Leitura Legal

Furto por necessidade e furto insignificante

O CP, que carrega um olhar vetusto e corroído pelo tempo, merece sim uma remodelagem, tanto para captar qualquer lampejo da sensibilidade necessária como para distinguir aquele que faz do crime um verdadeiro meio de vida.

25/9/2022

Tramita pela Câmara Federal o projeto de lei 4.540/21, de autoria da deputada Talíria Petrone e outros deputados, apensado ao PL 1244/11 para uma decisão em conjunto pelas comissões,  que visa alterar o artigo 155,§ 2º do Código Penal para nele acrescentar que não haverá prisão quando ocorrer o furto por necessidade e o furto insignificante, mesmo em se tratando de agente reincidente, cabendo ao juiz aplicar uma pena restritiva de direitos ou multa, além do que, eventual ação penal será de natureza exclusivamente privada, mediante iniciativa da vítima.1

A proposta cria duas modalidades diferentes de furto. A primeira, por necessidade relacionada diretamente com a situação de pobreza ou extrema pobreza do autor que pratica a subtração para saciar sua fome ou para atender necessidade básica de sua família, conduta já conhecida dos meios judiciais como furto famélico, abrangida pelo estado de necessidade, que justifica a excludente. A segunda, relacionada com o furto insignificante, incide diretamente sobre o valor da res furtiva com relação ao patrimônio do ofendido. O parâmetro aqui pode até causar distorções pois tem como base o valor do patrimônio alheio.

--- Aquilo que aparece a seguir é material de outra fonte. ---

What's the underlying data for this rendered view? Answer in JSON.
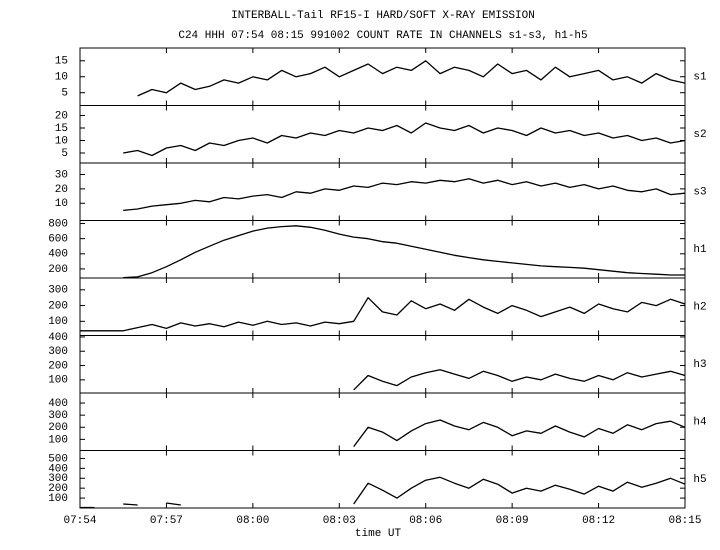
{
  "chart_data": [
    {
      "type": "line",
      "title": "INTERBALL-Tail RF15-I HARD/SOFT X-RAY EMISSION",
      "subtitle": "C24 HHH 07:54 08:15 991002  COUNT RATE IN CHANNELS s1-s3, h1-h5",
      "name": "s1",
      "color": "#000000",
      "ylim": [
        1,
        19
      ],
      "yticks": [
        5,
        10,
        15
      ],
      "x": [
        474,
        474.5,
        475,
        475.5,
        476,
        476.5,
        477,
        477.5,
        478,
        478.5,
        479,
        479.5,
        480,
        480.5,
        481,
        481.5,
        482,
        482.5,
        483,
        483.5,
        484,
        484.5,
        485,
        485.5,
        486,
        486.5,
        487,
        487.5,
        488,
        488.5,
        489,
        489.5,
        490,
        490.5,
        491,
        491.5,
        492,
        492.5,
        493,
        493.5,
        494,
        494.5,
        495
      ],
      "values": [
        null,
        null,
        null,
        null,
        4,
        6,
        5,
        8,
        6,
        7,
        9,
        8,
        10,
        9,
        12,
        10,
        11,
        13,
        10,
        12,
        14,
        11,
        13,
        12,
        15,
        11,
        13,
        12,
        10,
        14,
        11,
        12,
        9,
        13,
        10,
        11,
        12,
        9,
        10,
        8,
        11,
        9,
        8
      ]
    },
    {
      "type": "line",
      "name": "s2",
      "color": "#000000",
      "ylim": [
        1,
        24
      ],
      "yticks": [
        5,
        10,
        15,
        20
      ],
      "x": [
        474,
        474.5,
        475,
        475.5,
        476,
        476.5,
        477,
        477.5,
        478,
        478.5,
        479,
        479.5,
        480,
        480.5,
        481,
        481.5,
        482,
        482.5,
        483,
        483.5,
        484,
        484.5,
        485,
        485.5,
        486,
        486.5,
        487,
        487.5,
        488,
        488.5,
        489,
        489.5,
        490,
        490.5,
        491,
        491.5,
        492,
        492.5,
        493,
        493.5,
        494,
        494.5,
        495
      ],
      "values": [
        null,
        null,
        null,
        5,
        6,
        4,
        7,
        8,
        6,
        9,
        8,
        10,
        11,
        9,
        12,
        11,
        13,
        12,
        14,
        13,
        15,
        14,
        16,
        13,
        17,
        15,
        14,
        16,
        13,
        15,
        14,
        12,
        15,
        13,
        14,
        12,
        13,
        11,
        12,
        10,
        11,
        9,
        10
      ]
    },
    {
      "type": "line",
      "name": "s3",
      "color": "#000000",
      "ylim": [
        -2,
        38
      ],
      "yticks": [
        10,
        20,
        30
      ],
      "x": [
        474,
        474.5,
        475,
        475.5,
        476,
        476.5,
        477,
        477.5,
        478,
        478.5,
        479,
        479.5,
        480,
        480.5,
        481,
        481.5,
        482,
        482.5,
        483,
        483.5,
        484,
        484.5,
        485,
        485.5,
        486,
        486.5,
        487,
        487.5,
        488,
        488.5,
        489,
        489.5,
        490,
        490.5,
        491,
        491.5,
        492,
        492.5,
        493,
        493.5,
        494,
        494.5,
        495
      ],
      "values": [
        null,
        null,
        null,
        5,
        6,
        8,
        9,
        10,
        12,
        11,
        14,
        13,
        15,
        16,
        14,
        18,
        17,
        20,
        19,
        22,
        21,
        24,
        23,
        25,
        24,
        26,
        25,
        27,
        24,
        26,
        23,
        25,
        22,
        24,
        21,
        23,
        20,
        22,
        19,
        18,
        20,
        16,
        17
      ]
    },
    {
      "type": "line",
      "name": "h1",
      "color": "#000000",
      "ylim": [
        80,
        840
      ],
      "yticks": [
        200,
        400,
        600,
        800
      ],
      "x": [
        474,
        474.5,
        475,
        475.5,
        476,
        476.5,
        477,
        477.5,
        478,
        478.5,
        479,
        479.5,
        480,
        480.5,
        481,
        481.5,
        482,
        482.5,
        483,
        483.5,
        484,
        484.5,
        485,
        485.5,
        486,
        486.5,
        487,
        487.5,
        488,
        488.5,
        489,
        489.5,
        490,
        490.5,
        491,
        491.5,
        492,
        492.5,
        493,
        493.5,
        494,
        494.5,
        495
      ],
      "values": [
        null,
        null,
        null,
        85,
        95,
        150,
        230,
        320,
        420,
        500,
        580,
        640,
        700,
        740,
        760,
        770,
        750,
        710,
        660,
        620,
        600,
        560,
        540,
        500,
        460,
        420,
        380,
        350,
        320,
        300,
        280,
        260,
        240,
        230,
        220,
        210,
        190,
        170,
        150,
        140,
        130,
        120,
        120
      ]
    },
    {
      "type": "line",
      "name": "h2",
      "color": "#000000",
      "ylim": [
        10,
        375
      ],
      "yticks": [
        100,
        200,
        300
      ],
      "x": [
        474,
        474.5,
        475,
        475.5,
        476,
        476.5,
        477,
        477.5,
        478,
        478.5,
        479,
        479.5,
        480,
        480.5,
        481,
        481.5,
        482,
        482.5,
        483,
        483.5,
        484,
        484.5,
        485,
        485.5,
        486,
        486.5,
        487,
        487.5,
        488,
        488.5,
        489,
        489.5,
        490,
        490.5,
        491,
        491.5,
        492,
        492.5,
        493,
        493.5,
        494,
        494.5,
        495
      ],
      "values": [
        40,
        40,
        40,
        40,
        60,
        80,
        55,
        90,
        70,
        85,
        65,
        95,
        75,
        100,
        80,
        90,
        70,
        95,
        85,
        100,
        250,
        160,
        140,
        230,
        180,
        210,
        170,
        240,
        190,
        150,
        200,
        170,
        130,
        160,
        190,
        150,
        210,
        180,
        160,
        220,
        200,
        240,
        210
      ]
    },
    {
      "type": "line",
      "name": "h3",
      "color": "#000000",
      "ylim": [
        8,
        410
      ],
      "yticks": [
        100,
        200,
        300,
        400
      ],
      "x": [
        474,
        474.5,
        475,
        475.5,
        476,
        476.5,
        477,
        477.5,
        478,
        478.5,
        479,
        479.5,
        480,
        480.5,
        481,
        481.5,
        482,
        482.5,
        483,
        483.5,
        484,
        484.5,
        485,
        485.5,
        486,
        486.5,
        487,
        487.5,
        488,
        488.5,
        489,
        489.5,
        490,
        490.5,
        491,
        491.5,
        492,
        492.5,
        493,
        493.5,
        494,
        494.5,
        495
      ],
      "values": [
        null,
        null,
        null,
        null,
        null,
        null,
        null,
        null,
        null,
        null,
        null,
        null,
        null,
        null,
        null,
        null,
        null,
        null,
        null,
        30,
        130,
        90,
        60,
        120,
        150,
        170,
        140,
        110,
        160,
        130,
        90,
        120,
        100,
        140,
        110,
        90,
        130,
        100,
        150,
        120,
        140,
        160,
        130
      ]
    },
    {
      "type": "line",
      "name": "h4",
      "color": "#000000",
      "ylim": [
        8,
        483
      ],
      "yticks": [
        100,
        200,
        300,
        400
      ],
      "x": [
        474,
        474.5,
        475,
        475.5,
        476,
        476.5,
        477,
        477.5,
        478,
        478.5,
        479,
        479.5,
        480,
        480.5,
        481,
        481.5,
        482,
        482.5,
        483,
        483.5,
        484,
        484.5,
        485,
        485.5,
        486,
        486.5,
        487,
        487.5,
        488,
        488.5,
        489,
        489.5,
        490,
        490.5,
        491,
        491.5,
        492,
        492.5,
        493,
        493.5,
        494,
        494.5,
        495
      ],
      "values": [
        null,
        null,
        null,
        null,
        null,
        null,
        null,
        null,
        null,
        null,
        null,
        null,
        null,
        null,
        null,
        null,
        null,
        null,
        null,
        40,
        200,
        160,
        90,
        170,
        230,
        260,
        210,
        180,
        240,
        200,
        130,
        170,
        150,
        210,
        160,
        120,
        190,
        150,
        220,
        180,
        230,
        250,
        200
      ]
    },
    {
      "type": "line",
      "name": "h5",
      "color": "#000000",
      "ylim": [
        0,
        580
      ],
      "yticks": [
        100,
        200,
        300,
        400,
        500
      ],
      "xlabel": "time UT",
      "xlim": [
        474,
        495
      ],
      "xticks": [
        {
          "value": 474,
          "label": "07:54"
        },
        {
          "value": 477,
          "label": "07:57"
        },
        {
          "value": 480,
          "label": "08:00"
        },
        {
          "value": 483,
          "label": "08:03"
        },
        {
          "value": 486,
          "label": "08:06"
        },
        {
          "value": 489,
          "label": "08:09"
        },
        {
          "value": 492,
          "label": "08:12"
        },
        {
          "value": 495,
          "label": "08:15"
        }
      ],
      "x": [
        474,
        474.5,
        475,
        475.5,
        476,
        476.5,
        477,
        477.5,
        478,
        478.5,
        479,
        479.5,
        480,
        480.5,
        481,
        481.5,
        482,
        482.5,
        483,
        483.5,
        484,
        484.5,
        485,
        485.5,
        486,
        486.5,
        487,
        487.5,
        488,
        488.5,
        489,
        489.5,
        490,
        490.5,
        491,
        491.5,
        492,
        492.5,
        493,
        493.5,
        494,
        494.5,
        495
      ],
      "values": [
        5,
        5,
        null,
        40,
        30,
        null,
        50,
        30,
        null,
        null,
        null,
        null,
        null,
        null,
        null,
        null,
        null,
        null,
        null,
        40,
        250,
        180,
        100,
        200,
        280,
        310,
        250,
        200,
        290,
        240,
        150,
        200,
        170,
        230,
        190,
        140,
        220,
        170,
        260,
        210,
        250,
        300,
        240
      ]
    }
  ]
}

Trata-se de uma proposta que visa estabelecer uniformização legislativa a respeito de fatos praticados até com certa frequência e que, apesar de carregarem baixa repercussão social, refletem uma realidade atrelada a uma crise social e econômica. É certo que o Direito vive do fato social e cuida das condutas humanas previamente ajustadas nas regras legislativas Bem dizia Maximiliano que o Direito "nasce na sociedade e para a sociedade; não pode deixar de ser um fator do desenvolvimento da mesma. Para ele não é indiferente a ruína ou a prosperidade, a saúde ou a moléstia, o bem-estar ou a desgraça".2

O projeto merece ser criteriosamente discutido pela sociedade, contando até mesmo com a manifestação popular, que é a vertente mais legitimada para corretamente direcionar uma decisão. A realidade brasileira merece ser estudada com mais acuidade. Os teóricos do Direito no século 18 profetizavam que não é o tamanho do castigo imposto que atua como freio da criminalidade e sim a virtual certeza de que a punição não virá.

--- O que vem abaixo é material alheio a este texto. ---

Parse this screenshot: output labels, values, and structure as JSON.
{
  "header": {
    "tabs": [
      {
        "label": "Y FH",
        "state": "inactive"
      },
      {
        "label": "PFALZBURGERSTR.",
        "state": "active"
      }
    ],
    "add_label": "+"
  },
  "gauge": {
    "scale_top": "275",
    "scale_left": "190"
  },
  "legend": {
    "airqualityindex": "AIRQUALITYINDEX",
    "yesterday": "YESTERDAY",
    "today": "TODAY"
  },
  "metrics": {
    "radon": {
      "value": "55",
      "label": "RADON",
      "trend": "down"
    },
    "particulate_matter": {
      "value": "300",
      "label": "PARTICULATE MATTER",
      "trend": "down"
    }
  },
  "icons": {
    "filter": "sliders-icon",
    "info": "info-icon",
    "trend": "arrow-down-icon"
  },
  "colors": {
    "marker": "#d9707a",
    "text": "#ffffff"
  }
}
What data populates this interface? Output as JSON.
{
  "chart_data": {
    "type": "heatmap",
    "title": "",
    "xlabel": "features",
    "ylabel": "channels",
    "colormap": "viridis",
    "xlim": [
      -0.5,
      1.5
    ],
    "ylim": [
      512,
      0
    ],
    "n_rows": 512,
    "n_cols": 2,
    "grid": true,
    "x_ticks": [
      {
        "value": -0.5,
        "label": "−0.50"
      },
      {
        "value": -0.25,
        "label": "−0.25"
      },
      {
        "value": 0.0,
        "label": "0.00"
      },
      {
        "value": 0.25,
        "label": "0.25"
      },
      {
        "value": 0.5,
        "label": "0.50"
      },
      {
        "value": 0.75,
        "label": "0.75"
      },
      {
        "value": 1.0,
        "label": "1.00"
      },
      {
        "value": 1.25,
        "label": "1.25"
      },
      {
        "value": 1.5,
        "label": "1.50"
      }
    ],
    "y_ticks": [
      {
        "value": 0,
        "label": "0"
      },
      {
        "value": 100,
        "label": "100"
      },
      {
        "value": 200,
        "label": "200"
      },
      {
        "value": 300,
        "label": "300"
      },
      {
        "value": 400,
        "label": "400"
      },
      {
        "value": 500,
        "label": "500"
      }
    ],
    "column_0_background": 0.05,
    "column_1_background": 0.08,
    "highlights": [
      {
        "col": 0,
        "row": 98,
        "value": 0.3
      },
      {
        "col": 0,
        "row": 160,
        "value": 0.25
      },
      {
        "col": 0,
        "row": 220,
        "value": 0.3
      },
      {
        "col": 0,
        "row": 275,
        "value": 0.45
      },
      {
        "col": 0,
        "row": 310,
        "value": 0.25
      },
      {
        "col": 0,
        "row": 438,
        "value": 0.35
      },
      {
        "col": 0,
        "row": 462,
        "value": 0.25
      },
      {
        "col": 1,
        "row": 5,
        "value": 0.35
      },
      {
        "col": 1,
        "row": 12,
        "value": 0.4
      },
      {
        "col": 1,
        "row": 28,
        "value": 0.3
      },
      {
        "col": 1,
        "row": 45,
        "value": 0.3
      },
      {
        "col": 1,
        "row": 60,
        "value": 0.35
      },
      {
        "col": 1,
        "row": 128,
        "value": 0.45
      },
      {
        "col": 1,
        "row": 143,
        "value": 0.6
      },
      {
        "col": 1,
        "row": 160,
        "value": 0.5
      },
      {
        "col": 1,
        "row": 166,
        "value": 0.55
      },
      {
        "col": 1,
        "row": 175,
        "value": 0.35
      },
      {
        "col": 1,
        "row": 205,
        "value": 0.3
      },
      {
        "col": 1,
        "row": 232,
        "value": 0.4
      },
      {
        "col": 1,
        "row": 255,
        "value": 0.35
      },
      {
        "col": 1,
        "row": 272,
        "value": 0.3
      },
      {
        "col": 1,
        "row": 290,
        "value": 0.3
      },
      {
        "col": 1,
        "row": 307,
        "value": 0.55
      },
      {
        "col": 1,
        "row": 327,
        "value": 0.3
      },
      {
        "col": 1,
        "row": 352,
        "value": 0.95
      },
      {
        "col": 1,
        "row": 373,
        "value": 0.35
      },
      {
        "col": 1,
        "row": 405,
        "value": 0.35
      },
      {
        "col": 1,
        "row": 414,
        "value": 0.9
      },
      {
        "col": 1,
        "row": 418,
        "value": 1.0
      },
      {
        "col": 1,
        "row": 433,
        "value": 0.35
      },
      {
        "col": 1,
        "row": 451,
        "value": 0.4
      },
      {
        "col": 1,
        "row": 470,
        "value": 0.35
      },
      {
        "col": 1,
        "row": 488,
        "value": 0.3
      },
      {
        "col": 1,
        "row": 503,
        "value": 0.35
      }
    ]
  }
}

A proposta legislativa tem como sustentáculo o pensamento de que o abrandamento da lei é a medida mais eficaz para o tratamento da baixa lesividade. Quer dizer, quanto menor for a intervenção penal – provocando até mesmo certa descriminalização do furto em algumas modalidades – maior e mais benéfica será a resposta social.

Vários abrandamentos legislativos foram feitos como, por exemplo, na Lei dos Crimes Hediondos, que tinha por objetivo uma punição exemplar para aquele que praticasse um delito grave e acabou levando a população a uma frustração coletiva pelo esfacelamento das cláusulas mais rígidas.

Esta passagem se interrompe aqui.